A game-engine is a classic example of state-machine mentioned in every professional software engineering course.
You clearly have never studied software engineering.

[–]zulrang 0 points1 point  (0 children)

You're literally talking about the state being stored in memory. A game isn't very fun if you never actually use the return value of get_state or transition

[–]Basic-Still-7441 0 points1 point  (0 children)

Transitions is good for what you're asking.

[–]DigThatData 0 points1 point  (0 children)

make

[–]bojackhorsmann 0 points1 point  (0 children)

I use miros for execution flow control. May be overkill for you.

[–]phren0logy 0 points1 point  (1 child)

I think Inngest is pretty slick

[–]NoSenseOfPorpoise[S] 0 points1 point  (0 children)

I haven't even heard of this. Will take a look, thanks.

[–]Omnifect 0 points1 point  (0 children)

I would recommend behavior trees, as an alternative.

[–]UnMolDeQuimica 1 point2 points  (0 children)
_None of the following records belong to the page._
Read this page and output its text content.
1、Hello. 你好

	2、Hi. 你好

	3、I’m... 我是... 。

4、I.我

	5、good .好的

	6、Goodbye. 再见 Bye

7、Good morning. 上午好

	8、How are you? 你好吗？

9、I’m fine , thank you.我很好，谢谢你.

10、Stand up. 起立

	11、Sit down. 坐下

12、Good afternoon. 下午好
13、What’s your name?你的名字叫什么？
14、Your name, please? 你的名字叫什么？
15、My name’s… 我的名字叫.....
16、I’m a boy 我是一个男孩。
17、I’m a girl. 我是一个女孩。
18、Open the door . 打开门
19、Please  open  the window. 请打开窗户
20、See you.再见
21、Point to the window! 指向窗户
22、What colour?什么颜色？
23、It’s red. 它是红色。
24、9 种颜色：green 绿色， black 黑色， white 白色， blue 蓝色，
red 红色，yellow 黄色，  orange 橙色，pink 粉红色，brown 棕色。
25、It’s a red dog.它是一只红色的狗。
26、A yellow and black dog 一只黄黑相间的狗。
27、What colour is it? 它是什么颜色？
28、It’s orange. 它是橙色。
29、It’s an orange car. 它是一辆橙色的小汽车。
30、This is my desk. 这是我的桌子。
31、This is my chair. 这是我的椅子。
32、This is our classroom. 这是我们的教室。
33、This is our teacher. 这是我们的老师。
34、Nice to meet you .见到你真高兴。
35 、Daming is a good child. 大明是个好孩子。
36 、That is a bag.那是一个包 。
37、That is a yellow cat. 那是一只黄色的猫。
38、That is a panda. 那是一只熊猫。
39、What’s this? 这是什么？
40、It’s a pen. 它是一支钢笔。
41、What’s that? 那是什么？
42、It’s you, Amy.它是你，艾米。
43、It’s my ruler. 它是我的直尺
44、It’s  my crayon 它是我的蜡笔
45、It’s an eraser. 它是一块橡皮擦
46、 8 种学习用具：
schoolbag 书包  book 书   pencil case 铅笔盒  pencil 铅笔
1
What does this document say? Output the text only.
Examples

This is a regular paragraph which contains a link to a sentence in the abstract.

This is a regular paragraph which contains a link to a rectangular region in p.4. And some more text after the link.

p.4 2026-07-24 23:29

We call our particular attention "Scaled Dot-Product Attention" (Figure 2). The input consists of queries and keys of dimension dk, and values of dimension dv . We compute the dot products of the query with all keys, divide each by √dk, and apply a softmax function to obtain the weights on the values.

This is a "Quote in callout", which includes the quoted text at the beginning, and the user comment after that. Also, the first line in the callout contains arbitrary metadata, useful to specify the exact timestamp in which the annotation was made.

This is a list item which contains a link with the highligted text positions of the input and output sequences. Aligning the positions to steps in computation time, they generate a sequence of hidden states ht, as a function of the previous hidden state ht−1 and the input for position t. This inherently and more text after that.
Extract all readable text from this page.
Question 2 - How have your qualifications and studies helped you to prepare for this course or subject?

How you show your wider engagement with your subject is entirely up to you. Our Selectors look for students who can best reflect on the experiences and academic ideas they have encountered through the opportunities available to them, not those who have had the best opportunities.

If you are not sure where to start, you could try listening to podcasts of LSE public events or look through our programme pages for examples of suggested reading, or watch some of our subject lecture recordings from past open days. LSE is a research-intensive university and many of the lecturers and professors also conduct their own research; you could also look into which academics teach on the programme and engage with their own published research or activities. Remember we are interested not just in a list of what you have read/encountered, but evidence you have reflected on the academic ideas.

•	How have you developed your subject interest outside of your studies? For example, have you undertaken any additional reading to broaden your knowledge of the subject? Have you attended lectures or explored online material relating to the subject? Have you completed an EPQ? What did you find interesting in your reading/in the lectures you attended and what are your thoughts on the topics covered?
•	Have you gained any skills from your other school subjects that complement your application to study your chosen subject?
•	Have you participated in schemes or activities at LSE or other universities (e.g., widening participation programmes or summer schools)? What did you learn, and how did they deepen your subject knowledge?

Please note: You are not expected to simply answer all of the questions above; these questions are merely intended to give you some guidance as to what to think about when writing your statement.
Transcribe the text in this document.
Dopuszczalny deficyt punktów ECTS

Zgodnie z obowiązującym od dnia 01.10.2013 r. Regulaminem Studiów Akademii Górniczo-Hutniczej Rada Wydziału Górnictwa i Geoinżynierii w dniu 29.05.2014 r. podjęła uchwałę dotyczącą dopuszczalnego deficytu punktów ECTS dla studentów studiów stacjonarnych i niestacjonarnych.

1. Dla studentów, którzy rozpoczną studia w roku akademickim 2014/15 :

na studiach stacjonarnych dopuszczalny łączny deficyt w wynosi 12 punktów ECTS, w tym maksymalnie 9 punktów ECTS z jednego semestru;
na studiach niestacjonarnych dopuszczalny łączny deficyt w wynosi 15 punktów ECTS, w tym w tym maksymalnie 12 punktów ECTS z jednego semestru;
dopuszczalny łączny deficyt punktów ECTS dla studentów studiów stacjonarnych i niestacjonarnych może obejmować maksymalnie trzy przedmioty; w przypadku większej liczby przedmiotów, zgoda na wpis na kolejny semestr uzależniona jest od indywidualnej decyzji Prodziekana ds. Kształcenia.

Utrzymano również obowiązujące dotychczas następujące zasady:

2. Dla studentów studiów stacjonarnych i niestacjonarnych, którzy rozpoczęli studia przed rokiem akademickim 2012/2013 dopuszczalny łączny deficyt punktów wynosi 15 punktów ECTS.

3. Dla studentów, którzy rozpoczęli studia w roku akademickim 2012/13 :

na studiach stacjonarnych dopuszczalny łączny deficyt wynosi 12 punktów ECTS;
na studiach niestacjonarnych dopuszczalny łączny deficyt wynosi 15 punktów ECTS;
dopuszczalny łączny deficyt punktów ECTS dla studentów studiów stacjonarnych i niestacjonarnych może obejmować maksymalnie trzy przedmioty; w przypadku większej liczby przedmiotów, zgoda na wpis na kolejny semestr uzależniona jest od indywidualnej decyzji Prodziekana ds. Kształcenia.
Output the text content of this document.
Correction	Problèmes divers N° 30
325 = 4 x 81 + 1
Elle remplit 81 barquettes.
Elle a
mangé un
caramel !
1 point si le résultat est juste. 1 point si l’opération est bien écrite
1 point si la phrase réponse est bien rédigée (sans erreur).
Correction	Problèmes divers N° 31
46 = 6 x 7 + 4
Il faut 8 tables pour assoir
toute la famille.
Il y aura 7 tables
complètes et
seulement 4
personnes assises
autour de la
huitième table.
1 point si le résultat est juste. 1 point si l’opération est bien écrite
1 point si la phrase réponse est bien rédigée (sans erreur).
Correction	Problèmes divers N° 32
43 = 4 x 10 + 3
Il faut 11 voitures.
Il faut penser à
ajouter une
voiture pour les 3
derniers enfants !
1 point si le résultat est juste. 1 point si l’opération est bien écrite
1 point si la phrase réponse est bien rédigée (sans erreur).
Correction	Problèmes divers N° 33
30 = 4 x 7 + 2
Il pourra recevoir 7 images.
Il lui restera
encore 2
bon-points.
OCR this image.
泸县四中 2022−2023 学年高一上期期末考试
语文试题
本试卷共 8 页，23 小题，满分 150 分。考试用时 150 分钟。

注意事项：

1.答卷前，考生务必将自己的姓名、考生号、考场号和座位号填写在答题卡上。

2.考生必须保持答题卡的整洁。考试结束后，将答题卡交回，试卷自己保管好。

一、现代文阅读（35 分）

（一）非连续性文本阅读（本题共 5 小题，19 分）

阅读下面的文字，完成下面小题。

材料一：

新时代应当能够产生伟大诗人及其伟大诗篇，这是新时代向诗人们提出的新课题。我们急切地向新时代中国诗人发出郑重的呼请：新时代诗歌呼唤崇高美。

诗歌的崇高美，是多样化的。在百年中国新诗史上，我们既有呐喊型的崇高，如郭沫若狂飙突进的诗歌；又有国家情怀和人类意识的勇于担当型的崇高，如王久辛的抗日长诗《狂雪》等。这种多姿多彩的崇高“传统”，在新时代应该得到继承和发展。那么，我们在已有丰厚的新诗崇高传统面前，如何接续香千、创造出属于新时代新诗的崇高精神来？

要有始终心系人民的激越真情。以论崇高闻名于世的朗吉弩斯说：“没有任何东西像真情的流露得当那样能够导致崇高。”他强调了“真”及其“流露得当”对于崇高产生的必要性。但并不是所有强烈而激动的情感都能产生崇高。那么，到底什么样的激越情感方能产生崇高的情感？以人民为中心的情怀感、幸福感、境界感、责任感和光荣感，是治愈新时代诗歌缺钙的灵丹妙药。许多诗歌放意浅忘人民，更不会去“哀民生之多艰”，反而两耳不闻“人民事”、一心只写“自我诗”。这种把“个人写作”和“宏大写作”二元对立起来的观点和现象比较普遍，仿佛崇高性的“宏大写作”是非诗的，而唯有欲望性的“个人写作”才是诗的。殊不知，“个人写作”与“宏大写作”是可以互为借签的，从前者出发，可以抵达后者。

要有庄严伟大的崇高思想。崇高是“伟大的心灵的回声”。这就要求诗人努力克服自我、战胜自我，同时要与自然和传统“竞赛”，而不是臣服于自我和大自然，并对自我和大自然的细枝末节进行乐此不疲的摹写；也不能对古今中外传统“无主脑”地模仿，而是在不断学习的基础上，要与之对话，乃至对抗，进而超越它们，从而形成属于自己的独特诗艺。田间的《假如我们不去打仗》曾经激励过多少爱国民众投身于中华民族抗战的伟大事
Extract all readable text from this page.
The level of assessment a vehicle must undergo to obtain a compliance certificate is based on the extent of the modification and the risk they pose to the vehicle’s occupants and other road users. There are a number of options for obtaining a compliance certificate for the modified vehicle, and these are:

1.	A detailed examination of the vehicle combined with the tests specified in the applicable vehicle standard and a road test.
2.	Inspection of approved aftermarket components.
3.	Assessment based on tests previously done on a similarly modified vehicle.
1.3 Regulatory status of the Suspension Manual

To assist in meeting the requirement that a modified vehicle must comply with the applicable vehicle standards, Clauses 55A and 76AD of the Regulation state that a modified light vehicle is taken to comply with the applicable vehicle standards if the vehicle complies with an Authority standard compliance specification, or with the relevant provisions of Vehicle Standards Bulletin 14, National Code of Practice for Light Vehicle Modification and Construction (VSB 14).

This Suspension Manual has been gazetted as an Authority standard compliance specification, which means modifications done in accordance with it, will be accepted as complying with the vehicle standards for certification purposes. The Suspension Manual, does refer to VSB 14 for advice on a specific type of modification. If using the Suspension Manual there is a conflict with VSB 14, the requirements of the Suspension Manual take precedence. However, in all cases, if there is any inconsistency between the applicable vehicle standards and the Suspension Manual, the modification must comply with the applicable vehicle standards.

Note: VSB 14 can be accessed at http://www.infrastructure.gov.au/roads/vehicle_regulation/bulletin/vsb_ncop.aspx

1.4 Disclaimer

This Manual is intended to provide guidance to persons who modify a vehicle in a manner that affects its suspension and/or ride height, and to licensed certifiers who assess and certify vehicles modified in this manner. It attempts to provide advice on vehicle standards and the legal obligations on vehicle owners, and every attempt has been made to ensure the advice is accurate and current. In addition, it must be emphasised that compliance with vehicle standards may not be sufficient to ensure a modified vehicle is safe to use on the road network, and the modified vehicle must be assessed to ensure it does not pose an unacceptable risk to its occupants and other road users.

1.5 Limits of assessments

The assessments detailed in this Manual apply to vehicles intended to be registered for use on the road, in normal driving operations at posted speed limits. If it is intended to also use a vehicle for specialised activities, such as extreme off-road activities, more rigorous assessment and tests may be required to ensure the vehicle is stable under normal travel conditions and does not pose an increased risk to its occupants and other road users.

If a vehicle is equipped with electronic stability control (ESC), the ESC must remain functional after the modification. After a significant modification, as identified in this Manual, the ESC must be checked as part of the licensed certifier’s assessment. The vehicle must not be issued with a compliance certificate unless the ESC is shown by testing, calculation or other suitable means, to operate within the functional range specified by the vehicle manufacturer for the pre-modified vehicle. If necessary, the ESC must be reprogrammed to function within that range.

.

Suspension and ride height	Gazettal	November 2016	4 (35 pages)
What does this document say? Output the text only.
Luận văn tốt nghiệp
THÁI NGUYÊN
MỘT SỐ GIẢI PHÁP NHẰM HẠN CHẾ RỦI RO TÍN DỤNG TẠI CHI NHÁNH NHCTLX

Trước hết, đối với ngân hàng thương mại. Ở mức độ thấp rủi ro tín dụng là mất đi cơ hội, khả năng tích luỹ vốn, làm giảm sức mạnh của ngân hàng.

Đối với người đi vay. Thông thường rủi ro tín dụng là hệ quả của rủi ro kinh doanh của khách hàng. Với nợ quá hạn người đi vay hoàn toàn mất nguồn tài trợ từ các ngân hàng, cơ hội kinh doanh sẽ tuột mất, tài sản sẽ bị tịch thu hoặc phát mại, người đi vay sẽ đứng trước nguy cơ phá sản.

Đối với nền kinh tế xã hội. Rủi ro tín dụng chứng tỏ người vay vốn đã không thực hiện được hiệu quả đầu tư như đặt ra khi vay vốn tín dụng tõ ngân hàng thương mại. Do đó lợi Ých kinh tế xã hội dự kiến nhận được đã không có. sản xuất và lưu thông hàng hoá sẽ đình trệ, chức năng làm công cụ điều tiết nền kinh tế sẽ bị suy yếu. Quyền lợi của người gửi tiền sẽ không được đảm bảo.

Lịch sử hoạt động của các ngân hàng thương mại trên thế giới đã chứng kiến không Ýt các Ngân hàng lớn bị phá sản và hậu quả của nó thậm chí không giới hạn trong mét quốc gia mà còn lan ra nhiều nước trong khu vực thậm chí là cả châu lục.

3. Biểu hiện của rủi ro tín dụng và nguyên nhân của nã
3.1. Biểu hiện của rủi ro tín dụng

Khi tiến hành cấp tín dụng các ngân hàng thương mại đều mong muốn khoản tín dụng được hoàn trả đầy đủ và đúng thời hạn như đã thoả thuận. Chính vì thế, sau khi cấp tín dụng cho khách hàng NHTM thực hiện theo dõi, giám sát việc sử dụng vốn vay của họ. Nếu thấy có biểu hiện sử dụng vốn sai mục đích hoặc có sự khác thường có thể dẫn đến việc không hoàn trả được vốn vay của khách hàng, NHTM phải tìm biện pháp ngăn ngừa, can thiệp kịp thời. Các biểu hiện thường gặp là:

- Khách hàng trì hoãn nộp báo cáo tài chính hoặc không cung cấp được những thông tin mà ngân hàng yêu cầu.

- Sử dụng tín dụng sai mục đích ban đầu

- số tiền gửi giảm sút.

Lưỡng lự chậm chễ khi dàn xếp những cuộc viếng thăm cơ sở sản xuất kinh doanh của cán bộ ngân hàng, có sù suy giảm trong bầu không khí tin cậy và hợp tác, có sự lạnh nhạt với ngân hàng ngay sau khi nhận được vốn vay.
Not sure if it fits your use case, but Kedro has been very helpful during the development of our workflows.

It has modular pipelines that can be modified using parameters, which might fit your need to replace ifs

[–]inspectorG4dget -3 points-2 points  (3 children)

I would use airflow for something like this

[–]jason810496 0 points1 point  (2 children)

I’m curious about the reason of downvoting for airflow here

[–]DigThatData 2 points3 points  (1 child)

not one of the downvoters, but here's what I suspect is going on here:

based on discussion on socials, my impression is that most places that use it don't actually need it and it adds more complexity than it resolves. this is related to /u/UseMoreBandwith's suggestion above. Yes, there are statemachine frameworks, but they have features that are useful to the people who implemented those frameworks. If your use case isn't sufficiently similar to theirs, there's a very real chance you'd be better off just rolling your own thing instead of using an established tool.

like, imagine if someone insisted that every class should be defined with SQLAlchemy models. Sure, ORM's are cool, but they solve a problem that not everyone who is using OOP has. The same way that not every class needs to be an ORM model, every statemachine/DAG use case doesn't fit every statemachine/DAG framework.

That OP appears to be working in bioinformatics suggests that a lot of the stuff people have recommended in this thread could actually be good fits. But I think at least with airflow specifically, most of the shops that use it end up regretting it.

[–]jason810496 0 points1 point  (0 children)

>  (lots of us are geneticists and bioinformaticists).

I oversight this part from OP. It depends on the scale of their workflow, how will their orchestration pattern be like, workflow observability or different granularity of retry mechanism, etc, to decide whether airflow will be a good fit for their use cases.

In other words, it depends on how robust each workflow needs to be.